Brent Spiner’s New Book Is a Star Trek Mem-Noir

Brent Spiner played the likably naive android Lieutenant Commander Data for seven seasons on Star Trek: The Next Generation. His new book Fan Fiction: A Mem-Noir Inspired by True Events tells a fictional story in which Spiner is stalked by an obsessive fan during the early days of the show.

“The book is a hybrid,” Spiner says in Episode 493 of the Geek’s Guide to the Galaxy podcast. “It’s a thriller, it’s a memoir, it’s primarily a black comedy, it’s a novel. There are things that are inspired by true events in it, there are real people in it, and there are completely fictional people in it. So it just seemed that was a good way to describe it, as a ‘mem-noir.’”

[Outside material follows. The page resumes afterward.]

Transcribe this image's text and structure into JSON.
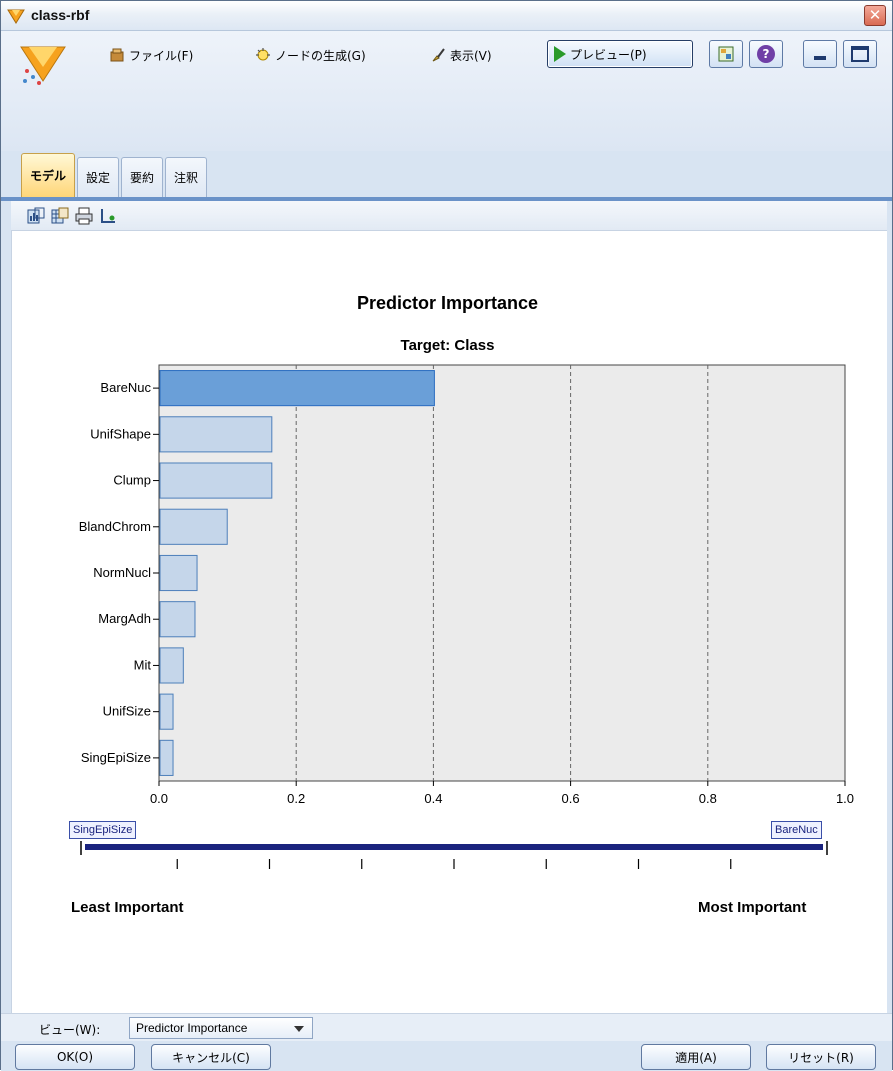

Fan Fiction gives a fascinating look into the life of a working actor while also featuring a zany mystery plot that sees Spiner romancing a pair of beautiful twins who may or may not be stalking him. “I could have written the book and made it a completely different sci-fi show that this actor worked on who had a completely different name, but I just didn’t think it would be as fun,” Spiner says. “It takes place 30 years ago, so it was fun for me to be young again, and try to think as my young self.”

The book features appearances by many of Spiner’s Next Generation co-stars, including Patrick Stewart, LeVar Burton, Michael Dorn, Jonathan Frakes, Gates McFadden, and Marina Sirtis, all of whose voices appear in the audiobook. “Patrick came in to the studio, and we read together,” Spiner says. “LeVar came in, Dorn came in. Jonathan and Genie were in Maine, so we had to do it over the phone. Gates came in too. Marina was in London, so we did it over the phone intercontinentally.”

Spiner’s main goal was to entertain the reader, but the book also deals with serious themes of trauma and obsession. “Two of the themes that I was dealing with—or trying to deal with—were fear and fandom, and I think both of those things are common denominators to all people,” he says. “We all experience fear—that may be the common denominator—and the fact that we all admire or hold someone in high regard is also, I think, common to everybody.”

Listen to the complete interview with Brent Spiner in Episode 493 of Geek’s Guide to the Galaxy (above). And check out some highlights from the discussion below.

Brent Spiner on Star Trek and philosophy:

“[Star Trek] has grown into a cultural phenomenon. I don’t know that anybody actually lives their life based on the teachings of Star Trek, but certainly they come into play, because they’re all very positive, and I think there are a lot of people who plug into that. There are a lot of things about Star Trek that are really high-minded, particularly just sort of the general acceptance of everyone&mdsah;no matter what you look like or sound like or believe in, there’s acceptance. [Gene Roddenberry]’s whole thing was that in the future we’ll celebrate the differences in one another, and that would be really nice, wouldn’t it? And to a degree there are people who do that, and I think they’re among our healthier people.”

Brent Spiner on celebrity:

“It’s a really fulfilling experience to put someone on a pedestal, but it’s even better to knock them off of that pedestal once you’ve put them on it. So I would say don’t take it too seriously. In most cases it’s not particularly real. I hear from a lot of people on social networks who feel they have a personal connection to me, but I don’t think it’s really me. It’s Data. And I think that sense of entitlement is the result of playing a character that was accessible to all beings without judgment, and that’s really attractive. So I don’t think it’s really about me so much. … It’s not just fans, it’s humanity, I think, to love someone and then to hate that person because you love them so much. It’s like somehow they’ve taken control of you in some way.”

Brent Spiner on Data and autism:

“[Oliver Sacks] told me about it years before, but I didn’t really put it together, because I didn’t quite understand it at the time. But since the years that I started doing conventions and meeting a lot of people one-on-one, I’ve had so many kids who’ve come up to my table and said, ‘I have Asperger’s or ‘I’m somewhere on the spectrum,’ and ‘Data was the character I could identify with on television, and that’s been so meaningful to me.’ If I had known about it in full, if I’d really understood it at the time, I probably would have pushed the writers to write towards that more, and I probably would have blown the whole thing, so it’s better that I didn’t understand, because I think it worked out pretty well.”

Brent Spiner on watching Star Trek:

“We were working 16 hours a day most of the time, 10 months out of the year. I had read the scripts, I’d memorized the lines, and then we were into the next episode. I think I watched maybe the first 10, just to get a feel for the show and what was going on, and after that I didn’t really feel it was time effective to watch it, because I’d already been Data 16 hours a day, I didn’t really need to spend my off time watching the thing I’d already read. I knew how they all turned out. I did a thing last weekend at the Skirball Center here in LA. It’s a museum, and they’re having a whole Star Trek retrospective, and they asked me if I would come because they were screening ‘The Measure of a Man.’ … I said, ‘I’m happy to come, but I have to be transparent and tell you I’ve never seen it.’ So I came in early and watched the show with everybody else, so I would at least be semi-articulate.”